Hukuka ve bilime güvenmeye sonuna kadar devam edeceklerini ifade eden Çoban, “ÇED raporunu istedikleri gibi yeniden düzenleyebilirler ama Saros Körfezi’nin içindeki aktif fay hattının yerini değiştiremezler. Biz gönüllüler deprem gerçeği ile her gün sınanan ülkemizde bu olası felaketi hatırlatmak zorundayız. ‘Ben yaptım, oldu’ mantığıyla projenin bu alana yapılarak, nefes aldığımız ve huzur bulduğumuz Saros’un kirletilmesini istemiyoruz. Biz, Saros’un güzelliklerini nasıl yaşadıysak, torunlarımıza ve çocuklarımıza da, aynı şekilde devretmeyi arzuluyoruz” dedi.

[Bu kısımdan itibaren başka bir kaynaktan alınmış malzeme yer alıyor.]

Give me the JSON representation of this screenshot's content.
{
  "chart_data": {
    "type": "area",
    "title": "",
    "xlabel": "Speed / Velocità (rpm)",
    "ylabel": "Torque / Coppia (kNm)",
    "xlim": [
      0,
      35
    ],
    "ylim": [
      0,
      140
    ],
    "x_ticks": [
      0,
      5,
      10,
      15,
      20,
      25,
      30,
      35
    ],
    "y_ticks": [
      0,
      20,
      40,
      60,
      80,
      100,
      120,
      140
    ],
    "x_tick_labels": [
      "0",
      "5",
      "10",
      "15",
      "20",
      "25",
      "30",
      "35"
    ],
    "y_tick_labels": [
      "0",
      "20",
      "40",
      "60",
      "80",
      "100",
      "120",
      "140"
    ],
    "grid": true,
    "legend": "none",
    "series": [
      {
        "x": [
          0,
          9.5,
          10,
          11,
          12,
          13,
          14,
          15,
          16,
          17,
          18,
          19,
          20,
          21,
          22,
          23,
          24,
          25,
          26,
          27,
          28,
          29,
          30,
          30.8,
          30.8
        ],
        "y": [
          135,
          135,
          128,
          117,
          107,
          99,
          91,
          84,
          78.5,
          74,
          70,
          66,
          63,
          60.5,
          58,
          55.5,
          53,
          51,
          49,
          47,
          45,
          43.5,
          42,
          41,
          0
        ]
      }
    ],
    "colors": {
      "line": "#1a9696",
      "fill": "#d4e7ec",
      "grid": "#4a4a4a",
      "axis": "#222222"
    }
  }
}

"GELECEK KUŞAKLARA ANLATAMAYIZ"
Tüm hukuk yollarını ve toplumsal mücadeleyi bu hukuksuzluk ve doğa katliamı son bulup proje iptal edilinceye kadar yürüteceklerini belirten Çoban sözlerini şu çağrı ile sonlandırdı:
“Saros Körfezi’ni korumak için herkesi harekete geçmeye çağırıyoruz. Herkesi bu doğa felaketine karşı duyarlı olmaya davet ediyoruz. Aksi takdirde, dünyada eşine benzerlerine çok az rastlanacak bir doğa parçasının yok olmasını gelecek kuşaklara hiçbir zaman anlatamayız.”